Configuration bundles are meant to be immutable so you shouldn't be
adding things to them at runtime. Think of them as being similar to
library jars or other maven artifacts - things would get very confusing
if you started adding classes into them as part of a build. This allows
the configuration to be identified by its ID in the same way the
artifact id identifies a dependency to maven.
Configuration bundles have attributes (currently modeled by exposing the
GBeans they contain which is problematic) which pertain to the location
in which they are being used. The *default* values for those attributes
are contained inside the bundle; the instance value is set by the
environment.
There are some implementation issues in Geronimo today (short cuts taken
for expediency) which obscure some of the subtleties of this model. Some
of these relate to classloading (the issues on the packaging thread),
others relate to GBean persistence.
I'll give a couple of examples which I hope highlight a couple of the
issues.
The first anti-pattern is that configuration ids are not unique - we
reuse them for different configurations. For example, although Tomcat
and Jetty based servers are quite different we use the same "unique" id
(org/apache/geronimo/Server) for both. We also reuse ids across versions
so it is impossible to tell if an application deployed against
org/apache/geronimo/Server was built using M1, M2, M3 or HEAD. It is
like only ever compiling against SNAPSHOT dependencies.
Secondly, if configurations are immutable then you should not be able to
add GBeans to them at runtime (that would be mutating them). So how do
you add a network connector? The simplest model is to separate the web
container from its connectors and build them as separate bundles (one
for the container, one for each of the connectors); if you want to add a
new connector you add a new instance of e.g. the HTTPS bundle.
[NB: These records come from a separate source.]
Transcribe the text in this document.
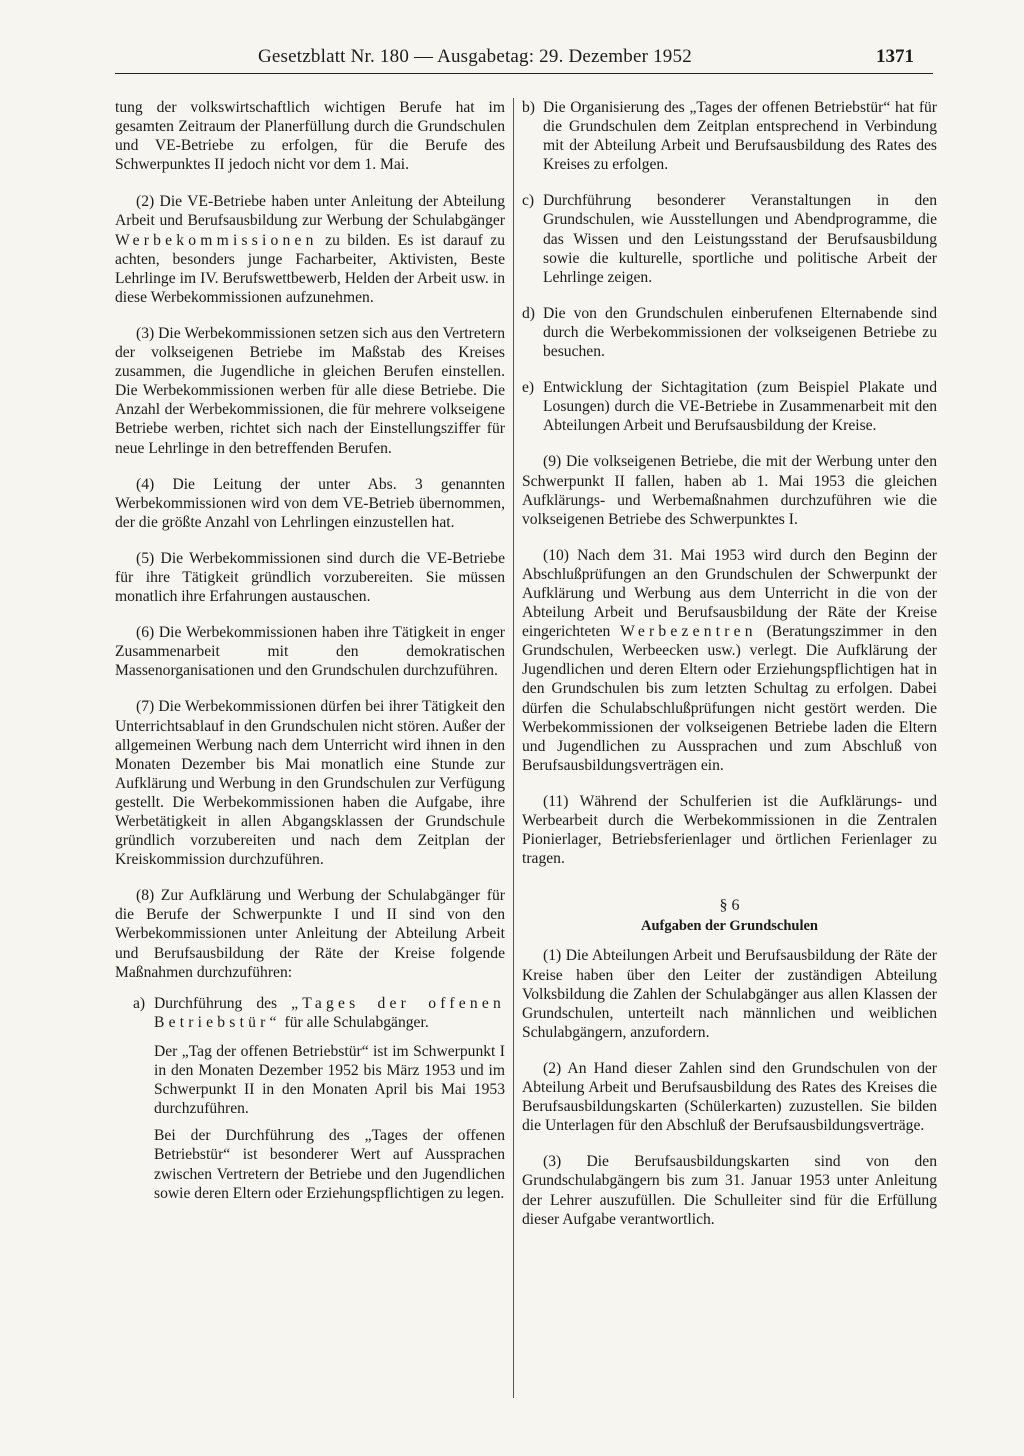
Gesetzblatt Nr. 180 — Ausgabetag: 29. Dezember 1952	1371

tung der volkswirtschaftlich wichtigen Berufe hat im gesamten Zeitraum der Planerfüllung durch die Grundschulen und VE-Betriebe zu erfolgen, für die Berufe des Schwerpunktes II jedoch nicht vor dem 1. Mai.

(2) Die VE-Betriebe haben unter Anleitung der Abteilung Arbeit und Berufsausbildung zur Werbung der Schulabgänger Werbekommissionen zu bilden. Es ist darauf zu achten, besonders junge Facharbeiter, Aktivisten, Beste Lehrlinge im IV. Berufswettbewerb, Helden der Arbeit usw. in diese Werbekommissionen aufzunehmen.

(3) Die Werbekommissionen setzen sich aus den Vertretern der volkseigenen Betriebe im Maßstab des Kreises zusammen, die Jugendliche in gleichen Berufen einstellen. Die Werbekommissionen werben für alle diese Betriebe. Die Anzahl der Werbekommissionen, die für mehrere volkseigene Betriebe werben, richtet sich nach der Einstellungsziffer für neue Lehrlinge in den betreffenden Berufen.

(4) Die Leitung der unter Abs. 3 genannten Werbekommissionen wird von dem VE-Betrieb übernommen, der die größte Anzahl von Lehrlingen einzustellen hat.

(5) Die Werbekommissionen sind durch die VE-Betriebe für ihre Tätigkeit gründlich vorzubereiten. Sie müssen monatlich ihre Erfahrungen austauschen.

(6) Die Werbekommissionen haben ihre Tätigkeit in enger Zusammenarbeit mit den demokratischen Massenorganisationen und den Grundschulen durchzuführen.

(7) Die Werbekommissionen dürfen bei ihrer Tätigkeit den Unterrichtsablauf in den Grundschulen nicht stören. Außer der allgemeinen Werbung nach dem Unterricht wird ihnen in den Monaten Dezember bis Mai monatlich eine Stunde zur Aufklärung und Werbung in den Grundschulen zur Verfügung gestellt. Die Werbekommissionen haben die Aufgabe, ihre Werbetätigkeit in allen Abgangsklassen der Grundschule gründlich vorzubereiten und nach dem Zeitplan der Kreiskommission durchzuführen.

(8) Zur Aufklärung und Werbung der Schulabgänger für die Berufe der Schwerpunkte I und II sind von den Werbekommissionen unter Anleitung der Abteilung Arbeit und Berufsausbildung der Räte der Kreise folgende Maßnahmen durchzuführen:

a) Durchführung des „Tages der offenen Betriebstür“ für alle Schulabgänger.

Der „Tag der offenen Betriebstür“ ist im Schwerpunkt I in den Monaten Dezember 1952 bis März 1953 und im Schwerpunkt II in den Monaten April bis Mai 1953 durchzuführen.

Bei der Durchführung des „Tages der offenen Betriebstür“ ist besonderer Wert auf Aussprachen zwischen Vertretern der Betriebe und den Jugendlichen sowie deren Eltern oder Erziehungspflichtigen zu legen.

b) Die Organisierung des „Tages der offenen Betriebstür“ hat für die Grundschulen dem Zeitplan entsprechend in Verbindung mit der Abteilung Arbeit und Berufsausbildung des Rates des Kreises zu erfolgen.
c) Durchführung besonderer Veranstaltungen in den Grundschulen, wie Ausstellungen und Abendprogramme, die das Wissen und den Leistungsstand der Berufsausbildung sowie die kulturelle, sportliche und politische Arbeit der Lehrlinge zeigen.
d) Die von den Grundschulen einberufenen Elternabende sind durch die Werbekommissionen der volkseigenen Betriebe zu besuchen.
e) Entwicklung der Sichtagitation (zum Beispiel Plakate und Losungen) durch die VE-Betriebe in Zusammenarbeit mit den Abteilungen Arbeit und Berufsausbildung der Kreise.

(9) Die volkseigenen Betriebe, die mit der Werbung unter den Schwerpunkt II fallen, haben ab 1. Mai 1953 die gleichen Aufklärungs- und Werbemaßnahmen durchzuführen wie die volkseigenen Betriebe des Schwerpunktes I.

(10) Nach dem 31. Mai 1953 wird durch den Beginn der Abschlußprüfungen an den Grundschulen der Schwerpunkt der Aufklärung und Werbung aus dem Unterricht in die von der Abteilung Arbeit und Berufsausbildung der Räte der Kreise eingerichteten Werbezentren (Beratungszimmer in den Grundschulen, Werbeecken usw.) verlegt. Die Aufklärung der Jugendlichen und deren Eltern oder Erziehungspflichtigen hat in den Grundschulen bis zum letzten Schultag zu erfolgen. Dabei dürfen die Schulabschlußprüfungen nicht gestört werden. Die Werbekommissionen der volkseigenen Betriebe laden die Eltern und Jugendlichen zu Aussprachen und zum Abschluß von Berufsausbildungsverträgen ein.

(11) Während der Schulferien ist die Aufklärungs- und Werbearbeit durch die Werbekommissionen in die Zentralen Pionierlager, Betriebsferienlager und örtlichen Ferienlager zu tragen.

§ 6
Aufgaben der Grundschulen

(1) Die Abteilungen Arbeit und Berufsausbildung der Räte der Kreise haben über den Leiter der zuständigen Abteilung Volksbildung die Zahlen der Schulabgänger aus allen Klassen der Grundschulen, unterteilt nach männlichen und weiblichen Schulabgängern, anzufordern.

(2) An Hand dieser Zahlen sind den Grundschulen von der Abteilung Arbeit und Berufsausbildung des Rates des Kreises die Berufsausbildungskarten (Schülerkarten) zuzustellen. Sie bilden die Unterlagen für den Abschluß der Berufsausbildungsverträge.

(3) Die Berufsausbildungskarten sind von den Grundschulabgängern bis zum 31. Januar 1953 unter Anleitung der Lehrer auszufüllen. Die Schulleiter sind für die Erfüllung dieser Aufgabe verantwortlich.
Finally, there is the issue of instance properties - things in the
environment of where a configuration is being used that need to override
the default properties that is has. For example, the default for the
HTTP connector bundle might be to listen on port 8080 but on this server
here it needs to be changed to be 8888. Right now we do this by mutating
the configuration installed in the store which is problematic. Instead
it would be better to associate the state with the runtime and, after
the bundle was loaded but before it was started, inject those local
values into it.
There's a fine line between when you want to override values on a per
instance basis and when you want to define a new configuration for with
those values as defaults. There's no right solution to that but I think
the type of installation plays into it:
* for a desktop development environment or single server installation
then you are better just overriding properties as needed
* for a clustered environment or large scale deployment then you are
better defining reusable bundles that can be easily moved where/when
they are required
As Geronimo starts being considered for larger installations let's not
forget what the original config system was designed to do.